In 2021, despite all the Covid-related restrictions, the folks at the Palace Youth Theatre in New Hampshire selected a couple of my plays to enact for Black History Month. I’ve posted the video here so that you can take a look. Just click on the image. Whether or not these two plays inspire you to download any of my material, I hope you’ll still share the video with your students. Consider having them watch the production and then read the plays. Or, simply have them follow along with the script while viewing.

The two plays shown are Martin’s Big Dream, which reveals how incidents from King’s childhood inspired his work, and A Simple Act of Courage, which shares the role Ruby Bridges played in integrating America’s schools. They’re both available in my TpT and Etsy stores.
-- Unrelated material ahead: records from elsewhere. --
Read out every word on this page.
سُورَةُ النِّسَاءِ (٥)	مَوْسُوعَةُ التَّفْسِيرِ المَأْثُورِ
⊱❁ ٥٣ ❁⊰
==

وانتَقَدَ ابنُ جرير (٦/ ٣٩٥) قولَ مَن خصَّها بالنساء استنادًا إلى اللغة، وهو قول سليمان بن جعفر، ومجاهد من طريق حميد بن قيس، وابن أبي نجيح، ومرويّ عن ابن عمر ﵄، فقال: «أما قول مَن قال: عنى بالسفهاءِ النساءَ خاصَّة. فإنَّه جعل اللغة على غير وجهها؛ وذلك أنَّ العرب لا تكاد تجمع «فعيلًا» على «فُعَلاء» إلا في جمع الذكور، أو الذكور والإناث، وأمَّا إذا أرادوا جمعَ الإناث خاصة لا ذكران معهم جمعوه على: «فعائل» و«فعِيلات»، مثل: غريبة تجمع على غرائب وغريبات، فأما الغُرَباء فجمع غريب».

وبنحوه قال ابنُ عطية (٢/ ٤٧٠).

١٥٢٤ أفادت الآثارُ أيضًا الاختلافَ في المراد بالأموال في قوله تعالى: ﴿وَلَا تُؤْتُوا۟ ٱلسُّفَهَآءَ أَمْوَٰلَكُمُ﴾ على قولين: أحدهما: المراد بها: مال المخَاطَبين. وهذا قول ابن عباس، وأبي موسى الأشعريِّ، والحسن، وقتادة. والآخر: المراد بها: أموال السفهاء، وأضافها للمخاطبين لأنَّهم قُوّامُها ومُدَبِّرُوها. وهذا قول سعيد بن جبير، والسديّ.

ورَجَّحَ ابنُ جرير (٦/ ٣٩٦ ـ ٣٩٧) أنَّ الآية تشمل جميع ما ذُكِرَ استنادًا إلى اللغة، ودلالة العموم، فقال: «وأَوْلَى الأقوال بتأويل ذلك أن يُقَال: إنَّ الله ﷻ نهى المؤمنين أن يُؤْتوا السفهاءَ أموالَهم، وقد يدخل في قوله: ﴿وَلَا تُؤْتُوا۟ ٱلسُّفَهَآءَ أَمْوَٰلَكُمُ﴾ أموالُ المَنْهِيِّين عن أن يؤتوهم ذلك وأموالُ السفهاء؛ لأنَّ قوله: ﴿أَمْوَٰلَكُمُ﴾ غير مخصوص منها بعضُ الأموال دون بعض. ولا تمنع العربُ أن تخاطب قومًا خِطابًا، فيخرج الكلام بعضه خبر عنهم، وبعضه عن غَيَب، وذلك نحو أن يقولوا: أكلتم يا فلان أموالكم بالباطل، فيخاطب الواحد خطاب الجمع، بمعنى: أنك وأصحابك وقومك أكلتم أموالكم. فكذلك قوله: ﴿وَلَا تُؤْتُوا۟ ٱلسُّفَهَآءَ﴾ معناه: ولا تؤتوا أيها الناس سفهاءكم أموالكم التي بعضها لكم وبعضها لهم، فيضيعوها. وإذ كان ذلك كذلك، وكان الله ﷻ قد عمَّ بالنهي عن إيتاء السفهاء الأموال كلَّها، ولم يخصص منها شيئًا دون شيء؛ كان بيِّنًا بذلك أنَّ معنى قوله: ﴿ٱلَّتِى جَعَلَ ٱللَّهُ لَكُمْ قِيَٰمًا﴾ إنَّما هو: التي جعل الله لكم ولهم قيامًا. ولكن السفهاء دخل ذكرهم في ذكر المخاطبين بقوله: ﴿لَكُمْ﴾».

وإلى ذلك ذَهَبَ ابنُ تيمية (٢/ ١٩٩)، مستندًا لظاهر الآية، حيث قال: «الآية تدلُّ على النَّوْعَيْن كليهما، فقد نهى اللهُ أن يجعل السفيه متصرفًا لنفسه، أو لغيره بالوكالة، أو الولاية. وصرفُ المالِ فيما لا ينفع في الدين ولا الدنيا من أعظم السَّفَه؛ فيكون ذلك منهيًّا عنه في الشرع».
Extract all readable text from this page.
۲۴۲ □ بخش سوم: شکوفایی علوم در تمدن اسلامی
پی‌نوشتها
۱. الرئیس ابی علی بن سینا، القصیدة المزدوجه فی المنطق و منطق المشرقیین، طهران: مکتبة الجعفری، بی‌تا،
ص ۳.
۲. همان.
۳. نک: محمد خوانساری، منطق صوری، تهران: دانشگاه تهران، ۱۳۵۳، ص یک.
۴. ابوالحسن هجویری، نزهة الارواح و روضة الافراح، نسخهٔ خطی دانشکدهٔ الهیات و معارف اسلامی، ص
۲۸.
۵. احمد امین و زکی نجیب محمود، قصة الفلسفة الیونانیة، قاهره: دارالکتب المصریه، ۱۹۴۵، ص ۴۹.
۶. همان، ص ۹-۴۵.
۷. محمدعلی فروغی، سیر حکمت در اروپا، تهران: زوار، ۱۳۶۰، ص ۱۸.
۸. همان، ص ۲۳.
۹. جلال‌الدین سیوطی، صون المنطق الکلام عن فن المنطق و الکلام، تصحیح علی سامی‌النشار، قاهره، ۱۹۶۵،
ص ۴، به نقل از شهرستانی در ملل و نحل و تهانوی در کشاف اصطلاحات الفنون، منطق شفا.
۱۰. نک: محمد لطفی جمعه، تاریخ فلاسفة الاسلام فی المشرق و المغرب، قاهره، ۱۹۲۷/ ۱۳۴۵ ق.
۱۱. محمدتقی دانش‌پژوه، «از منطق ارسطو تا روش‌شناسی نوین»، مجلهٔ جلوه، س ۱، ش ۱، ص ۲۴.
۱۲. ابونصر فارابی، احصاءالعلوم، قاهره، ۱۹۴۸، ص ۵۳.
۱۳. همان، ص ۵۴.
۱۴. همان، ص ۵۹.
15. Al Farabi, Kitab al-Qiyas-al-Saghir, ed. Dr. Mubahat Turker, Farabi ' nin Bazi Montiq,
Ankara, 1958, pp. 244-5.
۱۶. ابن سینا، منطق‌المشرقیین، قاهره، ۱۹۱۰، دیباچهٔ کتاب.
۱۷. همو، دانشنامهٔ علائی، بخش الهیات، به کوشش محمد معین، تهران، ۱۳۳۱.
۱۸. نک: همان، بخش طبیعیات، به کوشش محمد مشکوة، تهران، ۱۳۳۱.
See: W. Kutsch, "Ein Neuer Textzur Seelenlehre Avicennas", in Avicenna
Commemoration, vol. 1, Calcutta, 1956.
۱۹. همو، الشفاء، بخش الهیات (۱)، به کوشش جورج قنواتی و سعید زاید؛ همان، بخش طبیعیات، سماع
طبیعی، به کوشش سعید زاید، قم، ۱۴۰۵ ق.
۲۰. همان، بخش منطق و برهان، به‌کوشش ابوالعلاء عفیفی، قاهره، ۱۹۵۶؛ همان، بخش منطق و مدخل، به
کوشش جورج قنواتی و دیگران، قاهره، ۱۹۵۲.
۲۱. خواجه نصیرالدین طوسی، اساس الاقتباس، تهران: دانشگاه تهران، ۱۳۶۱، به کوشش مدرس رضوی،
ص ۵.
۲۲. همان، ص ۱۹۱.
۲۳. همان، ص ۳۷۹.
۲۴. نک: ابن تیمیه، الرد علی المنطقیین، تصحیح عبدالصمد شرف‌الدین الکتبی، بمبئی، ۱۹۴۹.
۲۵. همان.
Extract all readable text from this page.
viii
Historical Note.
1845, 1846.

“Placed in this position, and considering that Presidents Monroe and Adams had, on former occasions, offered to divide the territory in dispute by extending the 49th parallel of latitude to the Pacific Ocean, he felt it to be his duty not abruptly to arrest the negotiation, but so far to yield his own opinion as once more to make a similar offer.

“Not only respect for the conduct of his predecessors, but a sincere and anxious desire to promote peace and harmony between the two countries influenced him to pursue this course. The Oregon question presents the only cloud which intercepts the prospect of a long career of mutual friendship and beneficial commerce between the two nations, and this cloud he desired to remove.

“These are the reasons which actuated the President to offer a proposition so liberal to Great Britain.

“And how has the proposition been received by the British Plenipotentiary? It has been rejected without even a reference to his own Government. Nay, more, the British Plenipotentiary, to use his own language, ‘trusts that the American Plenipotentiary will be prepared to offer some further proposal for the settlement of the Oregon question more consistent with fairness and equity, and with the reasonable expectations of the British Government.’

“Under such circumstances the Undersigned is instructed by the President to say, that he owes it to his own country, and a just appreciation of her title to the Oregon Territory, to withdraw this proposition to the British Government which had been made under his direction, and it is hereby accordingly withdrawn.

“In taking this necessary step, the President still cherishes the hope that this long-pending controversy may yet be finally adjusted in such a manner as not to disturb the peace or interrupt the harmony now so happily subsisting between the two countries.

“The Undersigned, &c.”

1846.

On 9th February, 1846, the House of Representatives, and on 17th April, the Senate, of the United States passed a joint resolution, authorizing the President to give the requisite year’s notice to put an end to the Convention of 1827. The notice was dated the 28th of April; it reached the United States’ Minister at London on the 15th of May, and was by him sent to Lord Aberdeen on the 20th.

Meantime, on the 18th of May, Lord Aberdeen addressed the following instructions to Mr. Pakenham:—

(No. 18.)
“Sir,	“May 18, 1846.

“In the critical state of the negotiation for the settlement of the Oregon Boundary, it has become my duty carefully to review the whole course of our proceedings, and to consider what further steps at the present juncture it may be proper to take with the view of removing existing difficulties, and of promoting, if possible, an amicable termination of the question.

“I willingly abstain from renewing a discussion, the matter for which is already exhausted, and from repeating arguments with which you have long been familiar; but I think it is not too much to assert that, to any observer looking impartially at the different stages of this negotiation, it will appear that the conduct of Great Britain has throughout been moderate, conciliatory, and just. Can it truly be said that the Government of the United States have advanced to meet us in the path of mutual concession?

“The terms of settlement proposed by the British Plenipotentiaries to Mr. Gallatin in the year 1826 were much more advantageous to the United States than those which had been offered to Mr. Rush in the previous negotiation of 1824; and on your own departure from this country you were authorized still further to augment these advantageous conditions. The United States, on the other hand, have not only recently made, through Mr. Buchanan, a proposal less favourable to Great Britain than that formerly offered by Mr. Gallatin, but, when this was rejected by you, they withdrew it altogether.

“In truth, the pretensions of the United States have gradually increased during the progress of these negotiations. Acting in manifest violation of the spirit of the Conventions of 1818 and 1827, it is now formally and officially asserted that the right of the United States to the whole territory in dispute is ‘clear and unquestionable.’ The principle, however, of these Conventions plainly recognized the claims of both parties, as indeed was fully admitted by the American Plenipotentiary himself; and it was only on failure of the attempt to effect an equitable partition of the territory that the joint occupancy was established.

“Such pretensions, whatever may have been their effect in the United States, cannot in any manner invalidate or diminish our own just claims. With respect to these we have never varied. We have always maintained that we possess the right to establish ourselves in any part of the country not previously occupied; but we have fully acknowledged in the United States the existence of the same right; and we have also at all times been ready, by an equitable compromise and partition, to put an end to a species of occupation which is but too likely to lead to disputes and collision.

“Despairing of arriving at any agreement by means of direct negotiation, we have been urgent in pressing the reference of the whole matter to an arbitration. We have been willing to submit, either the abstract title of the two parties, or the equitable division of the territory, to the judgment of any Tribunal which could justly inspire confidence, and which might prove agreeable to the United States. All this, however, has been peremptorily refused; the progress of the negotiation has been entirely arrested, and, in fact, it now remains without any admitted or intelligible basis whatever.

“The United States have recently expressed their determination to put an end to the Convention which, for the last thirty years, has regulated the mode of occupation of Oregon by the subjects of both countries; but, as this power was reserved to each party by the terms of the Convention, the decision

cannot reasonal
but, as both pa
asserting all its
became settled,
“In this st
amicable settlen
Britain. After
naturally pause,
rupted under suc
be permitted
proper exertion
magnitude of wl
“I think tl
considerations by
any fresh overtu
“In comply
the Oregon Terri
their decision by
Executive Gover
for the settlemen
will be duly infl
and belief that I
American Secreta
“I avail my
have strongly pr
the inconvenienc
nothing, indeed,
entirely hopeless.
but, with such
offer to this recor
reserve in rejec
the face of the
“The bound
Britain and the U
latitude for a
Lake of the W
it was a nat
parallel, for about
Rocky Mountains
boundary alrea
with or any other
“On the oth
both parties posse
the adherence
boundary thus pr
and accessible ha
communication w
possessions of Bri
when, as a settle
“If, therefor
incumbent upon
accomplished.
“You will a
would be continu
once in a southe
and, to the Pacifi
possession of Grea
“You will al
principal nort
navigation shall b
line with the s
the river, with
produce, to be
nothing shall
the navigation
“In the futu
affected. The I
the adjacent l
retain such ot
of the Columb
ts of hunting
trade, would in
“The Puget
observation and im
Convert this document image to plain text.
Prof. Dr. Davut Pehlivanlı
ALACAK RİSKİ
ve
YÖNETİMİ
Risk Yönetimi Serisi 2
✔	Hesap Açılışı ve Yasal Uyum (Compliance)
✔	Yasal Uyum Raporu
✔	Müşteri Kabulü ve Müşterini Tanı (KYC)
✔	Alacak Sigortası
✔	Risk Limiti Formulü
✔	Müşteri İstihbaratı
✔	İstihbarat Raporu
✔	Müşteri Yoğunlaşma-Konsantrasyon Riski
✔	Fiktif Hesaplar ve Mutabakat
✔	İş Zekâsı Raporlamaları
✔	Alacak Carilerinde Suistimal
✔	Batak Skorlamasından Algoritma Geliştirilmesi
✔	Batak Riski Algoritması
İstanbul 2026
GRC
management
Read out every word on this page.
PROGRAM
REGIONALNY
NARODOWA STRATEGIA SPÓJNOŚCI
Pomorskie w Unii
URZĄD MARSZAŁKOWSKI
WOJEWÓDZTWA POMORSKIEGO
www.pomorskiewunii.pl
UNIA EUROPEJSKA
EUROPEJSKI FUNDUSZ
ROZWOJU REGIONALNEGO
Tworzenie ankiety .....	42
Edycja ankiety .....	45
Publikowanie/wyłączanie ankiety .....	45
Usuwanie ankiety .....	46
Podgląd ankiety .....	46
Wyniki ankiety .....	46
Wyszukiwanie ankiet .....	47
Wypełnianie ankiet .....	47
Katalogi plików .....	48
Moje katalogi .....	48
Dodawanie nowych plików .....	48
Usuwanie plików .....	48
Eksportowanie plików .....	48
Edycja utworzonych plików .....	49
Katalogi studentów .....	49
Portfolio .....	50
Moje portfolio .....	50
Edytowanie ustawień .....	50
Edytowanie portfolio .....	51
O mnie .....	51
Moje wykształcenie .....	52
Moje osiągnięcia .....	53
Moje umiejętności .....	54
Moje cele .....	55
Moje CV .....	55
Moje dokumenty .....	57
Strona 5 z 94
You’ll also find numerous other plays told from the perspective of Civil Right icons like Jackie Robinson, Claudette Colvin, and Sheyann Webb. One of the hallmarks of a quality historical play for kids is that the story is told through the eyes of a child witnessing the events firsthand. These plays all meet that standard. 

A favorite of mine is MLK’s Freedom March, which is told through the eyes of  eleven-year-old Lucy. Her grandmother is dying of cancer, her father is worried about losing his job, and her brother is fired up about The March for Jobs and Freedom, the iconic event where Dr. King delivered his “I Have a Dream” speech. It’s a powerful play with multidimensional characters backed by King’s awe-inspiring speech. 

If you don’t know where else to start, download my free product, Tips for Teaching Marginalized Voices and Traumatic Events.  

Thank you for continuing Dr. King’s work, and happy directing!